The process would largely depend on your state’s laws regarding business conversions, and not every company can become a nonprofit organization without a good reason for doing so. Only certain types of businesses can turn into a tax-exempt entity, a procedure that requires filing paperwork with state organizations and the IRS.

Keep reading to learn what it takes to turn a for-profit enterprise into a nonprofit organization, and if it’s the right move for your business.

Reasons to convert a for-profit business to a nonprofit

Although there are several tax-exempt designations within the IRS’ Internal Revenue Code, most nonprofits fall under the 501(c)(3) umbrella for charitable, religious and educational organizations.

The benefits of 501(c)(3) status include exemption from federal income tax, as well as the ability to receive tax-deductible charitable donations. Organizations with the 501(c)(3) designation are also more likely to receive recognition from grant-making institutions and foundations.

Before you can be awarded tax-exempt status, you would need to meet the IRS’ criteria. Organizations may not be formed to benefit private interests, and no portion of the organization’s net earnings can benefit a private shareholder or individual. Nonprofit employees can earn a salary though.

Meeting these requirements could be difficult as a for-profit business, unless you’ve had charitable intentions from the start, said Gene Takagi, an attorney with NEO Law Group, which represents nonprofit and tax-exempt organizations.

“Consider making that conversion if the existing for-profit entity really has a goal that’s not financial…but is really all about providing a public service or public good for charitable or welfare purposes,” he said.

Here’s an example: A neighborhood store that sells the work of low-income artists started as a for-profit business to get equity investments from community members but was unable to generate substantial interest and capital. Turning the business into a nonprofit organization would allow the owners to collect philanthropic donations to keep the store open. Because the business had a charitable, community-focused intent from the start, it could be approved for tax-exempt status.

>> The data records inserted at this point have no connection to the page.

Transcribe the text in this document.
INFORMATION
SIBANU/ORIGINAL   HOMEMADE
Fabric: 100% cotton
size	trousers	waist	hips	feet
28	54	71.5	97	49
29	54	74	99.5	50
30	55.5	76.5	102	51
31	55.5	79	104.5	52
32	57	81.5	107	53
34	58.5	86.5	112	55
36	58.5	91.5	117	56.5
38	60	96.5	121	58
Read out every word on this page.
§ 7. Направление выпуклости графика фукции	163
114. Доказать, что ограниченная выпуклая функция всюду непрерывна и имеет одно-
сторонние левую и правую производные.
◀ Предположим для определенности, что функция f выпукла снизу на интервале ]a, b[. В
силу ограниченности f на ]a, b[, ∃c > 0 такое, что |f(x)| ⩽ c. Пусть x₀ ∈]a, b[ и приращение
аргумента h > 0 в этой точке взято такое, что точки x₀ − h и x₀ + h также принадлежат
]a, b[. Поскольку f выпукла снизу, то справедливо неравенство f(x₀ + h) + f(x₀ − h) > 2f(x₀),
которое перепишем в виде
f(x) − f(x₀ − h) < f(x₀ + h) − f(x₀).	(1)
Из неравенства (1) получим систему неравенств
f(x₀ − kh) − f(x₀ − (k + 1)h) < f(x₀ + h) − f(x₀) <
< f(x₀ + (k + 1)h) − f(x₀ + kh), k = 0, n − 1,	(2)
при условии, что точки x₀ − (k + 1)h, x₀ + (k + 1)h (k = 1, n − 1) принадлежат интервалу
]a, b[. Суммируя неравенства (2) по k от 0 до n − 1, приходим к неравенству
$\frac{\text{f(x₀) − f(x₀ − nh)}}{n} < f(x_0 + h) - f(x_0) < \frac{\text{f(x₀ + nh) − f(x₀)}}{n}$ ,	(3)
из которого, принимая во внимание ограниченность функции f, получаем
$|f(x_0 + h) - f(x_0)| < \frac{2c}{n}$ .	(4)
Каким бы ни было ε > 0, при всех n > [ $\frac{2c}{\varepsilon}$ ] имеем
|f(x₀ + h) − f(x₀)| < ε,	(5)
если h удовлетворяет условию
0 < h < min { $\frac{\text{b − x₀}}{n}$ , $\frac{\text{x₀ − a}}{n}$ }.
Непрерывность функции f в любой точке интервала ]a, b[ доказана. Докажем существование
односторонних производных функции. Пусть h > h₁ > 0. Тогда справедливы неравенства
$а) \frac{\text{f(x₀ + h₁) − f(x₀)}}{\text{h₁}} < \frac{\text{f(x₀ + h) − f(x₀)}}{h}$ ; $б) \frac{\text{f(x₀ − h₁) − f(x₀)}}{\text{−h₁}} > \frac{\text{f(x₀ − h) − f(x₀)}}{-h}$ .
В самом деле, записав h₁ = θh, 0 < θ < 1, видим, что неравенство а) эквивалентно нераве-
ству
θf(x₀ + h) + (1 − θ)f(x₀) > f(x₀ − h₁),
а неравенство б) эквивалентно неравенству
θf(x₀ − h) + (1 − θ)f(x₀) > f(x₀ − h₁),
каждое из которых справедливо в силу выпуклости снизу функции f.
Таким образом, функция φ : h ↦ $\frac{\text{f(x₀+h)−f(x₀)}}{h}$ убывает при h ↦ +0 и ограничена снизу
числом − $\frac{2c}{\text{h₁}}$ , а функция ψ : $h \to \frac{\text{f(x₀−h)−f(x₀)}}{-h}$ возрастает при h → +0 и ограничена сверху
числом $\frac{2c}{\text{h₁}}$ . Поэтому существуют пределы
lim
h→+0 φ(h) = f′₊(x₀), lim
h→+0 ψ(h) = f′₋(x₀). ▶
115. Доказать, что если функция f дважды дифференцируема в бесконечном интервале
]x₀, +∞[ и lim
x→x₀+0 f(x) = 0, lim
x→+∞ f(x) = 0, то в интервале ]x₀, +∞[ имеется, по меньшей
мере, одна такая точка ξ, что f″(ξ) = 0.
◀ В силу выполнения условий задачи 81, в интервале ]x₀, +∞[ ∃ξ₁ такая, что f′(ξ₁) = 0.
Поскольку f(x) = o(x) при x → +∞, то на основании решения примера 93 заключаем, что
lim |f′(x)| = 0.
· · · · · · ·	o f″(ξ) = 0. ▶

But if a business seeks 501(c)(3) status for less charitable reasons, the IRS could deny the request, Takagi said. For instance, a failing business looking to get out of tax obligations couldn’t become a nonprofit without making operational changes.

“You’re really going to have to make a good case to the IRS,” he said. “It’s got to look different than what you were doing in the past.”

Converting for-profit to nonprofit: 5 steps to follow

Nonprofits are highly scrutinized, and business owners may be faced with more regulations than they’re used to, said Brenda Asare, president and CEO of The Alford Group, a consulting firm that advises nonprofits.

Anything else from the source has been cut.